Israel’s Civil Administration administers Area C directly, along with Israel’s settlements across the West Bank. The Civil Administration is headed by Smotrich, who is himself a settler.

“To keep his coalition government alive, Netanyahu has given the settlers the West Bank like a gift to do whatever they want. They [the military] have armed over 150,000 settlers. They are very well armed and are preparing to massacre the [Palestinian] people. They are escalating the situation step by step, beginning by isolating people, separating us from each other. They are focusing now on attacking us in bigger and bigger groups”, Amireh said.

“My greatest fear is that if a war starts with Lebanon, they will try to massacre us like they did in 1948. It will become a catastrophe.”

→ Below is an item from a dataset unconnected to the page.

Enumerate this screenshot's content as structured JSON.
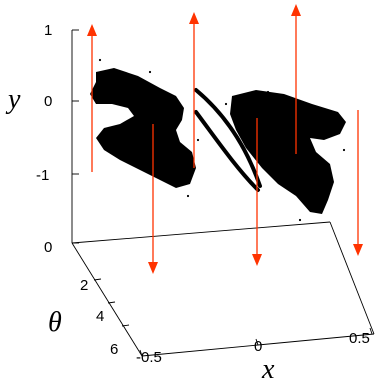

In response to the escalation of settler violence, Faz3A is appealing for international volunteers to travel to the West Bank for the next olive harvest in the coming months. Once in Palestine, Faz3A volunteers undertake training to provide both direct protection to Palestinian civilians facing Israeli settler violence and attacks, as well as to monitor, document and report on violations of their rights.

At the same time, solidarity activists need to increase the pressure on our governments to isolate Israel. In this regard, the ICJ opinion focuses attention on the many ways Western governments continue to aid and abet Israel’s crimes.

The ICJ noted that all states must cooperate with the UN to put in place measures to end the occupation (in other words, sanctions) and achieve “the full realisation of the right of the Palestinian people to self-determination”. No state, it said, should “render aid or assistance in maintaining ... Israel’s illegal presence in the Occupied Palestinian Territory”.

To date, the Australian government has followed the examples of the US, Britain and Canada by announcing sanctions against only a handful of extremist settlers. However, this measure avoids any meaningful action against Israel.

If Israel is to be stopped from ethnically cleansing the entirety of historic Palestine, we must act now to demand our government—and governments around the world—break all diplomatic, military and trade ties with apartheid Israel.

Nick Everett is the chair of Friends of Palestine Western Australia.